The find program is a very powerful system administration tool. This command is used by the updatedb script as well as various /etc/crontab scripts when installed on your system. The command requires a bit of studying due to the complexity of the syntax of some of the switches. You'll need to know it well, in order to run find in the background or via scripts or crontab without user interaction. Running it this way is necessary, because on a large system, find can take some time to complete execution.

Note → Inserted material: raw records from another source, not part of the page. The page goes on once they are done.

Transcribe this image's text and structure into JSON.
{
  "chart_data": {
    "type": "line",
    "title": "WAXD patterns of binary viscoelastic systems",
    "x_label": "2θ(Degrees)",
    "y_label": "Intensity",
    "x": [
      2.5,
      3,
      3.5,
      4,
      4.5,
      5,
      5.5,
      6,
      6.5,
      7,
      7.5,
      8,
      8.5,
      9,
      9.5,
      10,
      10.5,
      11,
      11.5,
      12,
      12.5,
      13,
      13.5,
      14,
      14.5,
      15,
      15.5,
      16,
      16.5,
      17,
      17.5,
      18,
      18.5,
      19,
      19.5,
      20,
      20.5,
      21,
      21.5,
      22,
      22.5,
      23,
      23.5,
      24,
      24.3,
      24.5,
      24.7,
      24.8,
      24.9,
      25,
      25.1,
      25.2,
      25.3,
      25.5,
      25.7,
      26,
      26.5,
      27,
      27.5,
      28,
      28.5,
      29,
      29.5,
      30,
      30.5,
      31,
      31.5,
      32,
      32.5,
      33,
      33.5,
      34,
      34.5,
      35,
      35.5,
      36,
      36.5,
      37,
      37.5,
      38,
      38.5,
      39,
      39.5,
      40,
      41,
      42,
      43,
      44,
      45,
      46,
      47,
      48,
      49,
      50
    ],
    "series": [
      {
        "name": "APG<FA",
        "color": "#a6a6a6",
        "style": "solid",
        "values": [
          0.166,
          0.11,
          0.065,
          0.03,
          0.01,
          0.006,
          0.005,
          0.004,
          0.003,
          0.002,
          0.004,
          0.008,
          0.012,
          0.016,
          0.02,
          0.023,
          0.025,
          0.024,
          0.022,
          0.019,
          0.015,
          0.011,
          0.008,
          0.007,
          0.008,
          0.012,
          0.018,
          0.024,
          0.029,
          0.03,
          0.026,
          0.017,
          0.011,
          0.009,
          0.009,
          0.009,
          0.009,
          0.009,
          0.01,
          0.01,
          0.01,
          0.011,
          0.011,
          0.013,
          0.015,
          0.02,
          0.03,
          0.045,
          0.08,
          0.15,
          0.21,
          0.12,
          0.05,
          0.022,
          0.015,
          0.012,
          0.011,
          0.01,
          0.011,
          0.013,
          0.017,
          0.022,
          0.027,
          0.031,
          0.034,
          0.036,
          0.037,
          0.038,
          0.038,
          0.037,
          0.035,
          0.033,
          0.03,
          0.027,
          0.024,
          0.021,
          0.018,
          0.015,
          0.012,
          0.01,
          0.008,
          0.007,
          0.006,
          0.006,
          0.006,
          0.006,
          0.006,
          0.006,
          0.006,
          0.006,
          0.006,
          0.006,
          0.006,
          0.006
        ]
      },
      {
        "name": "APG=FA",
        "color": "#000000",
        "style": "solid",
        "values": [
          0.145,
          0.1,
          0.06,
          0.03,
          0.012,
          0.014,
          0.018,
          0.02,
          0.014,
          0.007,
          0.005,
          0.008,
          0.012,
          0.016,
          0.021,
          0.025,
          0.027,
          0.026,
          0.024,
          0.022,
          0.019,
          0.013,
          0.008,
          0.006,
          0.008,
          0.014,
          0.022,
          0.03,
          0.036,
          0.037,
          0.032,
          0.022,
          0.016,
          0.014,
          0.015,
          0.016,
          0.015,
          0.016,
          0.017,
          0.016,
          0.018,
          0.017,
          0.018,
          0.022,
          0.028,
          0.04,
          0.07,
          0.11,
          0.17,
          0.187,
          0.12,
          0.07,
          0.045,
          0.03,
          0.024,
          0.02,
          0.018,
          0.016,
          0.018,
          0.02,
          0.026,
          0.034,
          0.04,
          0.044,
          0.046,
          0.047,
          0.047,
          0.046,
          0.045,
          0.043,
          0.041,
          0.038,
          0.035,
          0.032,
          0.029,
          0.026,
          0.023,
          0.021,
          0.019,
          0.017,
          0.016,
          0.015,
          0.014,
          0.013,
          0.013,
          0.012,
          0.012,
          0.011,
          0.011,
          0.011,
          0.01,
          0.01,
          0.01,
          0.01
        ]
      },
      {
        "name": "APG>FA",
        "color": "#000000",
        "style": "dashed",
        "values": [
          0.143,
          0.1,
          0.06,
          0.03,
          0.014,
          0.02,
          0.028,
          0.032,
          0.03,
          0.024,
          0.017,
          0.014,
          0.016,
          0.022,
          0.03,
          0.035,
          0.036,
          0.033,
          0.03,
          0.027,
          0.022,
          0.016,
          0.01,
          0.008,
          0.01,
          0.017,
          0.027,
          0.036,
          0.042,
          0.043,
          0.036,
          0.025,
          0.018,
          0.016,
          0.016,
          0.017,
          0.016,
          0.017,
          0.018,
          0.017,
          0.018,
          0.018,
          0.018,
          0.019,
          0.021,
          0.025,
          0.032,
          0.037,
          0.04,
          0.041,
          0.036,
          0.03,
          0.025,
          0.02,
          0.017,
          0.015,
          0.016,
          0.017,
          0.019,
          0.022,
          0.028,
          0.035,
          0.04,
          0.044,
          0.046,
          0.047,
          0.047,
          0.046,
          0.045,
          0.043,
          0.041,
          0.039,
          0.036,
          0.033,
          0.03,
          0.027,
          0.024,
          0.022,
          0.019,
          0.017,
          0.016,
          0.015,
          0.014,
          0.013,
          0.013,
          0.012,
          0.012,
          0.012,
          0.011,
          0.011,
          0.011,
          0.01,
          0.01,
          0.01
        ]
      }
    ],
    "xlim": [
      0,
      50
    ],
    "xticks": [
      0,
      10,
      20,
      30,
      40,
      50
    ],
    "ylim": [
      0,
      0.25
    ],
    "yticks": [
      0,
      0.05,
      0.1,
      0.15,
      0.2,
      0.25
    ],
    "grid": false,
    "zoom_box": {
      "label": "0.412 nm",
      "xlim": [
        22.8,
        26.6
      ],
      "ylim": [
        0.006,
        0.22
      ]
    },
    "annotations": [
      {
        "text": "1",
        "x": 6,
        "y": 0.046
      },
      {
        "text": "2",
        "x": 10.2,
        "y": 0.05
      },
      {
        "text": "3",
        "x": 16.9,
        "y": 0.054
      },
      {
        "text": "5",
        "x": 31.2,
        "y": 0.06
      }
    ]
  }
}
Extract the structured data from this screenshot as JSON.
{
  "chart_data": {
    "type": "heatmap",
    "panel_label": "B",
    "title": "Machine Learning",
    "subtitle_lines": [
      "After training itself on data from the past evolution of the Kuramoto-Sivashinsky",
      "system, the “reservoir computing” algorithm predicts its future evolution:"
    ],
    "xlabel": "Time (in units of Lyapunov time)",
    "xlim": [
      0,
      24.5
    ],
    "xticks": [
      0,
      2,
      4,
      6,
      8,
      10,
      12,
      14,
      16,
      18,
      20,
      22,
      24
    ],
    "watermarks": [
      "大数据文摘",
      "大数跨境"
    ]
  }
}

To use find from the command line, type:

find / -nouser

This is a very simple example. find begins at the root (/) directory and searches recursively through all the subdirectories for files that don't belong to any user listed in the /etc/passwd file. This search can take a long time to finish, so you might want to run the command in the background:

find / -nouser > $HOME/myfile &

This command is similar to the one above but will redirect the output to myfile in your home directory and execute in the background. If you run find as any user except root on the entire directory tree, expect to see “permission denied” errors for directories you aren't permitted to read. If you think you'll forget to read the file, you can give the following one-line command (it will wrap to column width here):

find / -nouser > $HOME/myfile; if [-s $HOME/myfile]; then /bin/mail
-s "Unknown UIDs" root < $HOME/myfile; fi; rm $HOME/myfile &

This series of commands adds a few small details. Following creation of myfile, the command then checks to see if myfile both exists and is not empty (zero length). If it contains data (non-zero length), the file is mailed to root with the subject line of “Unknown UIDs”. The fi ends the “if-then” condition and the file, regardless of size, is deleted. Note that I use the ; (semicolon) character to separate commands. If you put this on a command line, it must be all one line. If you put this in a script, you can use enter in place of the ; and you don't need to include the & (ampersand). You will use the ampersand when you call the script. Also, you will need to include the following line (as the very first line) of the script:

#!/bin/sh

Then, to make the file executable, type chmod 755, and you can call the script from cron or the command line. Alternately, just include the find statement above in a properly formated crontab line, and it will execute periodically automatically and mail you if any files exist that don't belong to a recognized user.